Inspired by Erlang's notions of iolist() and iodata(), an IOList is any tree constructed from ByteStrings and Sequences. Formally, an IOList is either a ByteString or a Sequence of IOLists.

IOLists can be useful for vectored I/O. Additionally, the flexibility of IOList trees allows annotation of interior portions of a tree.

Comments.

String values used as annotations are conventionally interpreted as comments. Special syntax exists for such string annotations, though the usual @-prefixed annotation notation can also be used.

;I am a comment for the Dictionary
{
  ;I am a comment for the key
  key: ;I am a comment for the value
       value
}

;I am a comment for this entire IOList
[
  #x"00010203"
  ;I am a comment for the middle half of the IOList
  ;A second comment for the same portion of the IOList
  @ ;I am the first and only comment for the following comment
    "A third (itself commented!) comment for the same part of the IOList"
  [
    ;"I am a comment for the following ByteString"
    #x"04050607"
    #x"08090A0B"
  ]
  #x"0C0D0E0F"
]

MIME-type tagged binary data.

Many internet protocols use media types (a.k.a MIME types) to indicate the format of some associated binary data. For this purpose, we define MIMEData to be a record labelled mime with two fields, the first being a Symbol, the media type, and the second being a ByteString, the binary data.

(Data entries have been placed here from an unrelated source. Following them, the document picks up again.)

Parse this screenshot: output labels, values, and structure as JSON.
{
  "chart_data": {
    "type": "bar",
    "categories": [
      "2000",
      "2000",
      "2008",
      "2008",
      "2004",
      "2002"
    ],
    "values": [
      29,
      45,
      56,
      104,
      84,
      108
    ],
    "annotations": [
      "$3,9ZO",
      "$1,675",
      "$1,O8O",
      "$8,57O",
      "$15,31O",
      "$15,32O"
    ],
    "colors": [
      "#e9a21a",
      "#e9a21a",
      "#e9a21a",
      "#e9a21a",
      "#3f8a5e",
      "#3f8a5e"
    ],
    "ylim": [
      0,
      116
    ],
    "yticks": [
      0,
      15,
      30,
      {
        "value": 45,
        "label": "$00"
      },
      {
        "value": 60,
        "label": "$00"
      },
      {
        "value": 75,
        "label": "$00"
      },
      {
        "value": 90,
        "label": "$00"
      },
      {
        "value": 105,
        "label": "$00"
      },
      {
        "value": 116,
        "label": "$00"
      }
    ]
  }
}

While each media type may define its own rules for comparing documents, we define ordering among MIMEData representations of such media types following the general rules for ordering of Records.

Examples.

«<mime application/octet-stream #"abcde">»
  = B4 B3 04 "mime" B3 18 "application/octet-stream" B2 05 "abcde"

«<mime text/plain #"ABC">»
  = B4 B3 04 "mime" B3 0A "text/plain" B2 03 "ABC" 84

«<mime application/xml #"<xhtml/>">»
  = B4 B3 04 "mime" B3 0F "application/xml" B2 08 "<xhtml/>" 84

«<mime text/csv #"123,234,345">»
  = B4 B3 04 "mime" B3 08 "text/csv" B2 0B "123,234,345" 84

Unicode normalization forms.

Unicode defines multiple normalization forms for text. While no particular normalization form is required for Strings, users may need to unambiguously signal or require a particular normalization form. A NormalizedString is a Record labelled with unicode-normalization and having two fields, the first of which is a Symbol specifying the normalization form used (e.g. nfc, nfd, nfkc, nfkd), and the second of which is a String whose underlying code point representation MUST be normalized according to the named normalization form.

IRIs (URIs, URLs, URNs, etc.).

An IRI is a Record labelled with iri and having one field, a String which is the IRI itself and which MUST be a valid absolute or relative IRI.

Machine words.

The definition of SignedInteger captures all integers. However, in certain circumstances it can be valuable to assert that a number inhabits a particular range, such as a fixed-width machine word.

A family of labels in and un for n ∈ {8,16,32,64,128} denote n-bit-wide signed and unsigned range restrictions, respectively. Records with these labels MUST have one field, a SignedInteger, which MUST fall within the appropriate range. That is, to be valid,

in <i8 x>, -128 <= x <= 127.
in <u8 x>, 0 <= x <= 255.
in <i16 x>, -32768 <= x <= 32767.
etc.

Anonymous Tuples and Unit.

A Tuple is a Record with label tuple and zero or more fields, denoting an anonymous tuple of values.

The 0-ary tuple, <tuple>, denotes the empty tuple, sometimes called “unit” or “void” (but not e.g. JavaScript's “undefined” value).

Null and Undefined.

Tony Hoare's “billion-dollar mistake” can be represented with the 0-ary Record <null>. An “undefined” value can be represented as <undefined>.

Dates and Times.

Dates, times, moments, and timestamps can be represented with a Record with label rfc3339 having a single field, a String, which MUST conform to one of the full-date, partial-time, full-time, or date-time productions of section 5.6 of RFC 3339. (In date-time, "T" and "Z" MUST be upper-case and "T" MUST be used; a space separating the full-date and full-time MUST NOT be used.)

XML Infoset

XML Infoset describes the semantics of XML - that is, the underlying information contained in a document, independent of surface syntax.

A useful subset of XML Infoset, namely its Element Information Items (omitting processing instructions, entities, entity references, comments, namespaces, name prefixes, and base URIs), can be captured with the schema

Node = Text / Element .
Text = string .
Element =
  / @withAttributes
    <<rec> @localName symbol [@attributes Attributes @children Node ...]>
  / @withoutAttributes
    <<rec> @localName symbol                        @children [Node ...]> .
Attributes = { symbol: string ...:... } .